I wondered whether maybe the us americans had continued using the old style and it was Britain that changed, but no: Britain appears to have been using the day-month-year order since medieval times. This latin letter from William Wallace from 1297 has that order: https://www.wikitree.com/wiki/Space:Lubeck_Letter

*Given at Haddington in Scotland on the eleventh day of October in the Year of Grace one thousand two hundred and ninety seven. *

The latin line with the date starts with "datum".

[–] A1kmm@lemmy.amxl.com 3 points 4 days ago (1 children)

I think it was a 18th century British fad that spread to America - for example, look at the date on this London newspaper from 1734:

London Gazette November 5 1734 - in the text it does also use the other format about "last month", however.

It didn't make it into legal documents / laws, which still used the more traditional format like: "That from and after the Tenth Day of April, One thousand seven hundred and ten ...". However, the American Revolution effectively froze many British fashions from that point-in-time in place (as another example, see speaking English without the trap/bath split, which was a subsequent trend in the commonwealth).

The fad eventually died out and most of the world went back to the more traditional format, but it persisted in the USA.

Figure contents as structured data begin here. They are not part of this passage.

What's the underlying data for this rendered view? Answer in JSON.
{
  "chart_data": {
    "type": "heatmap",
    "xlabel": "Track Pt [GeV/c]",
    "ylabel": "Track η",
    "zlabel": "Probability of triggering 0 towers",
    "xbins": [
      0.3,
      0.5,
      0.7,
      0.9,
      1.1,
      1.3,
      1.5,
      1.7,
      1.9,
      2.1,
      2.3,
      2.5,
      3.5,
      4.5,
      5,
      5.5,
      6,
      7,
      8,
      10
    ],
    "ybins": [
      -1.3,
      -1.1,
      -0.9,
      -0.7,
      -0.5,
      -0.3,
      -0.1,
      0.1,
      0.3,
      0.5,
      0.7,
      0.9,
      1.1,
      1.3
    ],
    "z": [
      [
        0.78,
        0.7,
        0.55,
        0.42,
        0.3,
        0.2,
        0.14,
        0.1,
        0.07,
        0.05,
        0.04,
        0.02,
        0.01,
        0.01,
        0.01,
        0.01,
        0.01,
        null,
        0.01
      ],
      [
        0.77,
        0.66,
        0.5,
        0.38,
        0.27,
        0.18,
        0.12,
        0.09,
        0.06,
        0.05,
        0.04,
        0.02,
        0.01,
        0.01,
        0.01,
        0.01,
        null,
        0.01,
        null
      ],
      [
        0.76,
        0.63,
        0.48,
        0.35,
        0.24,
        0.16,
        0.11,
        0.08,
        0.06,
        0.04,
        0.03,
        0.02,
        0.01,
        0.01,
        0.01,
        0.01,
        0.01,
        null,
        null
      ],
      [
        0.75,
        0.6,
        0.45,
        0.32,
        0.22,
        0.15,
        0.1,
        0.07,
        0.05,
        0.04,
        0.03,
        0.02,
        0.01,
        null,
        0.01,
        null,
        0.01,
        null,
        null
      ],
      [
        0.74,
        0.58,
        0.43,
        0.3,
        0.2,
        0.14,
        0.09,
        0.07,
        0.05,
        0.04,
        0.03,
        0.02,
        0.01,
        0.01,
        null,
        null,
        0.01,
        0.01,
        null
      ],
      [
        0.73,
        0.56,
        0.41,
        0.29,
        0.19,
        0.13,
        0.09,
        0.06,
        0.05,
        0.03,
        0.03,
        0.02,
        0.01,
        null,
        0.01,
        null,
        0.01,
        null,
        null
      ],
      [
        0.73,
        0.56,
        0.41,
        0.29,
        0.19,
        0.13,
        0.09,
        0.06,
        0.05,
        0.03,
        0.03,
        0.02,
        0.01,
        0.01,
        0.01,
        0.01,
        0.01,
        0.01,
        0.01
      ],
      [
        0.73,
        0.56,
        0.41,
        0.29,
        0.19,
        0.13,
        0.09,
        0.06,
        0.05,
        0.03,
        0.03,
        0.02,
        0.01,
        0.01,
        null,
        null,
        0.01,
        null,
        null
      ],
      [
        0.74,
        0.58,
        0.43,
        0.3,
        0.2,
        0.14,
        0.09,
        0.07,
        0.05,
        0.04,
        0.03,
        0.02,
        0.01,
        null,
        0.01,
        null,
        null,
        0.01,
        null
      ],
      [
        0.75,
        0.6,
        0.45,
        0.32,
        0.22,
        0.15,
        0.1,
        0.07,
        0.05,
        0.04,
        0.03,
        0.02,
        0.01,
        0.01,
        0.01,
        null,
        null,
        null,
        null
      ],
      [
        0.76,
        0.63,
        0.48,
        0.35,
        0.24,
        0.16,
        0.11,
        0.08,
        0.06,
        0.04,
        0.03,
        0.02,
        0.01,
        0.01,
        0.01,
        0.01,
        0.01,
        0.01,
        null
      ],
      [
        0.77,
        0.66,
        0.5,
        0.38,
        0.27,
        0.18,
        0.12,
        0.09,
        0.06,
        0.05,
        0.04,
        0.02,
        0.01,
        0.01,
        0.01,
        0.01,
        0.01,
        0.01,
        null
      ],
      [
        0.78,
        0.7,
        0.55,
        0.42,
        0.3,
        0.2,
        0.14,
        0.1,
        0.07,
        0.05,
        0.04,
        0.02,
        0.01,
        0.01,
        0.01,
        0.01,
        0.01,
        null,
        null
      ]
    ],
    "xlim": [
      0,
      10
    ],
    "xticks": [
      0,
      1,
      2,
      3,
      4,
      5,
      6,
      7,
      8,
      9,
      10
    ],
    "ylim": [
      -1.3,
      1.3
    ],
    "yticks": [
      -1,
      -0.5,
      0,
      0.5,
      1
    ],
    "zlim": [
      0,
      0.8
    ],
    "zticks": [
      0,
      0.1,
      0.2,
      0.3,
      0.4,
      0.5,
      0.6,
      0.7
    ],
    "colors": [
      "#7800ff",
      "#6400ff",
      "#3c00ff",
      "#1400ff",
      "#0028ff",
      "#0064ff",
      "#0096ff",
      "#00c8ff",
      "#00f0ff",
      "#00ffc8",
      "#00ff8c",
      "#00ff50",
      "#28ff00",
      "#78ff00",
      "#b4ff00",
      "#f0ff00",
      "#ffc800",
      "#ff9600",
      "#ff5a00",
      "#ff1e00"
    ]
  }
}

[–] RunawayFixer@lemmy.world 1 points 3 days ago

Great find.

I checked a few other historic front pages on Wikipedia: https://en.m.wikipedia.org/wiki/List_of_the_oldest_newspapers The Oxford Gazette from 1665 used the same month-day format. The first edition from The Guardian from 1821 also used it. Some British news papers like The Times never stopped using it, while The Guardian is now using day-month. So it was the British after all.